26. Młody say10

389 13 37
                                    

Znowu boli mnie głowa i znowu nic nie pamiętam. Który mamy dzień? Otworzyłam prawe oko. O nie tylko nie to dzisiaj jest poniedziałek i na dodatek zaraz spóźnię się na pierwszy dzień pracy.

Szybkim ruchem wstałam z kanapy prawie zabijając się o dywan zaczęłam ubierać buty. Znalazłam swoje klucze do auta i wybiegłam z mieszkania.

Była 08:10 super mam jakieś 20 minut na ogarnięcie się i wyjazd do nowej pracy.  Od paliłam auto i w tedy żyłam tylko nadzieją aby nie było żadnych korków.

18:19

Nie było tak źle jak sądziłam. Ale najchętniej to chciałabym już wracać do domu. Kiedy wsiadłam do samochodu zaczął ktoś do mnie dzwonić.

Mama? Czego ona by chciała o tej porze? No nic odbiorę.

-Halo wszystko w porządku? - Odezwała się zdyszana mama.

-Tak wszystko jest dobrze. Dlaczego jesteś zdyszana?

-Nie odbierałaś telefonu myślałam, że coś się stało.

-Niee spokojnie byłam tylko w pracy. - Odpowiedziałam.

-Ty chodzisz do pracy? - Zapytała.

-Później ci powiem teraz wracam do domu. Do zobaczenia. Pożegnała się i zakończyła rozmowę. Fakt nie odzywałam się do niej ostatnio, ale to chyba nie powód do zmartwień.

Na rozluźnienie puściłam sobie płytę Młody say10 i ruszyłam w stronę domu. Nie mogę się doczekać tego ciepłego łóżka i wygodnych poduszek.

Będąc w mieszkaniu pierwsze co zrobiłam to wzięłam szybki prysznic i przebrałam się w coś bardziej wygodniejszego.

***

Dziwnie zaczął boleć mnie brzuch, ale to nie pierwszy raz wczoraj i przed wczoraj było to samo. Prawda ból był ciężki, ale nie taki jak przy okresie, który również spóźniał mi się od jakiś 2 tygodni.

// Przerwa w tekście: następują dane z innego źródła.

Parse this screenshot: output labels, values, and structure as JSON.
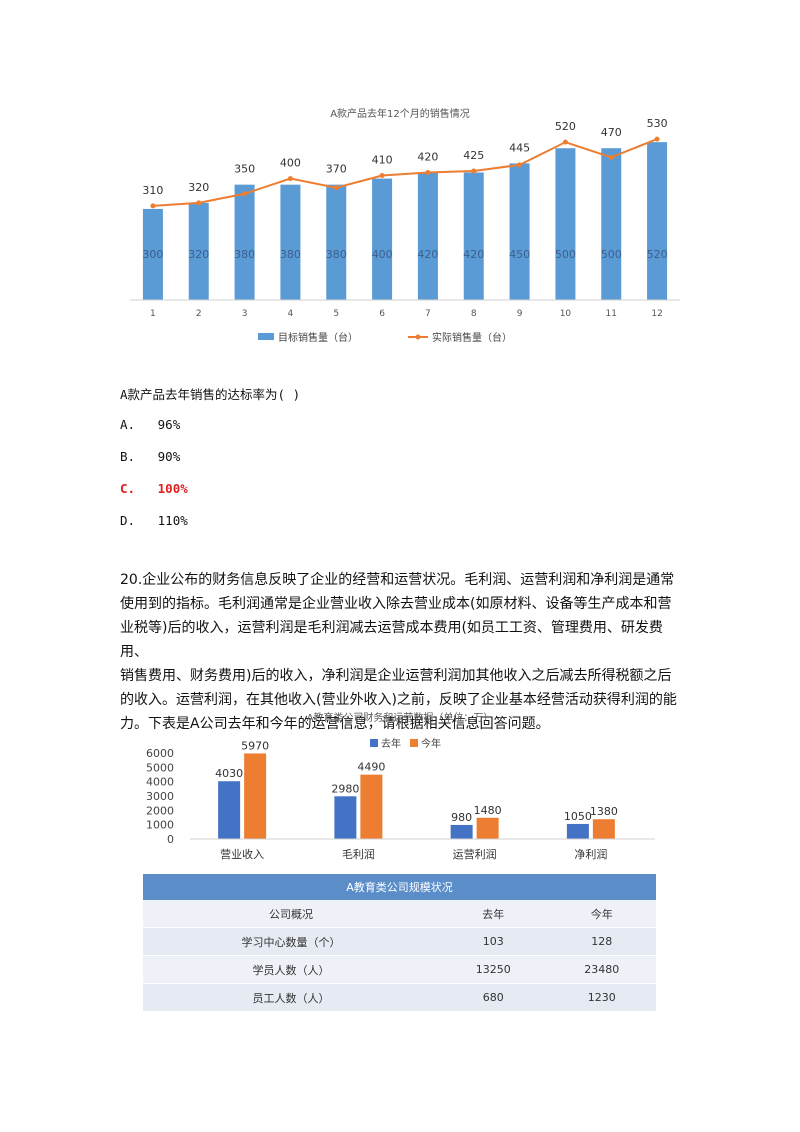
{
  "chart_data": [
    {
      "type": "bar",
      "title": "A款产品去年12个月的销售情况",
      "categories": [
        "1",
        "2",
        "3",
        "4",
        "5",
        "6",
        "7",
        "8",
        "9",
        "10",
        "11",
        "12"
      ],
      "series": [
        {
          "name": "目标销售量（台）",
          "kind": "bar",
          "values": [
            300,
            320,
            380,
            380,
            380,
            400,
            420,
            420,
            450,
            500,
            500,
            520
          ]
        },
        {
          "name": "实际销售量（台）",
          "kind": "line",
          "values": [
            310,
            320,
            350,
            400,
            370,
            410,
            420,
            425,
            445,
            520,
            470,
            530
          ]
        }
      ],
      "ylim": [
        0,
        560
      ],
      "legend": "bottom",
      "colors": {
        "bar": "#5b9bd5",
        "line": "#ed7d31"
      }
    },
    {
      "type": "bar",
      "title": "A教育类公司财务和运营数据（单位：万）",
      "categories": [
        "营业收入",
        "毛利润",
        "运营利润",
        "净利润"
      ],
      "series": [
        {
          "name": "去年",
          "values": [
            4030,
            2980,
            980,
            1050
          ]
        },
        {
          "name": "今年",
          "values": [
            5970,
            4490,
            1480,
            1380
          ]
        }
      ],
      "yticks": [
        0,
        1000,
        2000,
        3000,
        4000,
        5000,
        6000
      ],
      "ylim": [
        0,
        6000
      ],
      "legend": "top",
      "colors": {
        "去年": "#4472c4",
        "今年": "#ed7d31"
      }
    }
  ],
  "question19": {
    "stem": "A款产品去年销售的达标率为(    )",
    "options": [
      {
        "label": "A.",
        "text": "96%"
      },
      {
        "label": "B.",
        "text": "90%"
      },
      {
        "label": "C.",
        "text": "100%"
      },
      {
        "label": "D.",
        "text": "110%"
      }
    ]
  },
  "question20": {
    "lines": [
      "20.企业公布的财务信息反映了企业的经营和运营状况。毛利润、运营利润和净利润是通常",
      "使用到的指标。毛利润通常是企业营业收入除去营业成本(如原材料、设备等生产成本和营",
      "业税等)后的收入，运营利润是毛利润减去运营成本费用(如员工工资、管理费用、研发费用、",
      "销售费用、财务费用)后的收入，净利润是企业运营利润加其他收入之后减去所得税额之后",
      "的收入。运营利润，在其他收入(营业外收入)之前，反映了企业基本经营活动获得利润的能",
      "力。下表是A公司去年和今年的运营信息，请根据相关信息回答问题。"
    ]
  },
  "scale_table": {
    "caption": "A教育类公司规模状况",
    "headers": [
      "公司概况",
      "去年",
      "今年"
    ],
    "rows": [
      [
        "学习中心数量（个）",
        "103",
        "128"
      ],
      [
        "学员人数（人）",
        "13250",
        "23480"
      ],
      [
        "员工人数（人）",
        "680",
        "1230"
      ]
    ]
  }
}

Chciałam to ignorować, ale co jeżeli to coś poważnego, albo coś co jest jedną jedyną opcją, o którą się boje. Nic nie mówiłam Krystianowi bo nie chciałam żeby się martwił może to nic poważnego.

Przed chwilą wymiotowałam dziwne bo teraz czuję się jakby nic przed chwilą nie stało. Zaczynam się martwić. Może jednak powinnam kupić test ciążowy? Albo powiedzieć o wszystkim Krystianowi. Chyba jednak do niego zadzwonię.

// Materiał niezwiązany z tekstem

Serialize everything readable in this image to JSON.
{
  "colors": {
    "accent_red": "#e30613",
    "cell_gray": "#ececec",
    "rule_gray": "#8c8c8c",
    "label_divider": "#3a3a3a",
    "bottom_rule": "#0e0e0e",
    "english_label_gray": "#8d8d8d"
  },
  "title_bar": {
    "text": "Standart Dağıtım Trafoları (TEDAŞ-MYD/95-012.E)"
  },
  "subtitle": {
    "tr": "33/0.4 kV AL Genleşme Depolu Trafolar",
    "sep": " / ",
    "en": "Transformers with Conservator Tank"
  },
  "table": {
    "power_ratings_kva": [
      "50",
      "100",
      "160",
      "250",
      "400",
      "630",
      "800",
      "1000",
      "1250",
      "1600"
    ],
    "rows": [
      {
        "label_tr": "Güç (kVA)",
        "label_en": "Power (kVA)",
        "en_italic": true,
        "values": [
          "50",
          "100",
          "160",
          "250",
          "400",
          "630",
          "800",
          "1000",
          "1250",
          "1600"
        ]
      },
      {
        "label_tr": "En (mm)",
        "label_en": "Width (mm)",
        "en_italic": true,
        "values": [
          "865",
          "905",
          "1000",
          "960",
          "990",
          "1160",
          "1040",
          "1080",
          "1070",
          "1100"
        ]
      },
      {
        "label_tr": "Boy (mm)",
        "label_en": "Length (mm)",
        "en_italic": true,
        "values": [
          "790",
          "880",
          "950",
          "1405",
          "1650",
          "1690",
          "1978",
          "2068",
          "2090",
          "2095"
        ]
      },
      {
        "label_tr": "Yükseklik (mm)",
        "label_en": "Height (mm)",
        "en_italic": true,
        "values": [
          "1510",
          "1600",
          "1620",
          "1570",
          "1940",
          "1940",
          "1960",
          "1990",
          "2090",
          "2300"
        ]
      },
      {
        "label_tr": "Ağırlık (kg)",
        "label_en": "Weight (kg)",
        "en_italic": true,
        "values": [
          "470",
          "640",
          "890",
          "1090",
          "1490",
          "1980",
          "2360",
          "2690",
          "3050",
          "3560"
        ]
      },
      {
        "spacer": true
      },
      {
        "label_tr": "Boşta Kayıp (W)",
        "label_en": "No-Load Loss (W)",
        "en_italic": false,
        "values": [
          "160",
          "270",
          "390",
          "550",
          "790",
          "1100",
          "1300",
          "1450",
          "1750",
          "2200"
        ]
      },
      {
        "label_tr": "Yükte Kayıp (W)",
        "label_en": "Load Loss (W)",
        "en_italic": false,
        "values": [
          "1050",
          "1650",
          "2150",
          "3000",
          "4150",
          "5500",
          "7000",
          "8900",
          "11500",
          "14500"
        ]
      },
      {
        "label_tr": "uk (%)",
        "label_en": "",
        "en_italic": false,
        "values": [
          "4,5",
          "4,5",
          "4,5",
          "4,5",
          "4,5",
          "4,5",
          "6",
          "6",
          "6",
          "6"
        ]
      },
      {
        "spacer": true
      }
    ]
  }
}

Mówił żebym się nie martwiła i zaraz będzie i pomoże mi pójść do sklepu po ten pieprzony test. Po chwili Krystian już był i pojechaliśmy po to co trzeba.

-Przecież nawet jeśli to my nie jesteśmy na to gotowi. - Zaczęłam dramatyzować.

-Spokojnie przecież ledwo co go zrobiłaś poczekamy jeszcze minutę i zobaczysz nie ma co się bać.

-Ale ja mam dopiero 22 lata, a ty nie miał byś czasu na takie rzeczy.

-Maja przecież jestem tu z tobą nawet bym cię nie zostawił w takiej sytuacji. Damy sobie radę słyszysz? - Przytulił mnie na co ja trochę się uspokoiłam.

I co teraz najgorsze. Jedna albo dwie kreski głupie kreski najgorszy stres w moim życiu do tej pory. Z trudnością musiałam w końcu to sprawdzić.

-Zrób to za mnie błagam nie dam rady. - Powiedziałam pokazując na odwrócony test.

-Jasne, ale na trzy cztery, dobrze?

-Dobrze jestem przygotowana na najgorsze.

-To na trzy, trze-ry. - Odwrócił test na którym były dobrze widoczne dwie kreski...

To mój koniec. To jest chyba jakiś koszmar błagam niech ktoś mnie zabije w tym momencie.

-Nie płacz błagam. - Przysunął mnie do siebie a ja jeszcze bardziej się rozpłakałam.

-Jestem w ciąży rozumiesz? To mój koniec.

***

-Wszystko dobrze? - Wyrwał mnie głos Krystiana.

-Jezu święty powiedz mi, że to tylko sen. - Powiedziałam zdyszana.

-Zły sen? Jesteś cała spocona. - Powiedział.

-To był mój najgorszy sen w życiu śniło mi się, że byłam w ciąży. Błagam nigdy więcej. - Podniosłam się z pozycji leżącej.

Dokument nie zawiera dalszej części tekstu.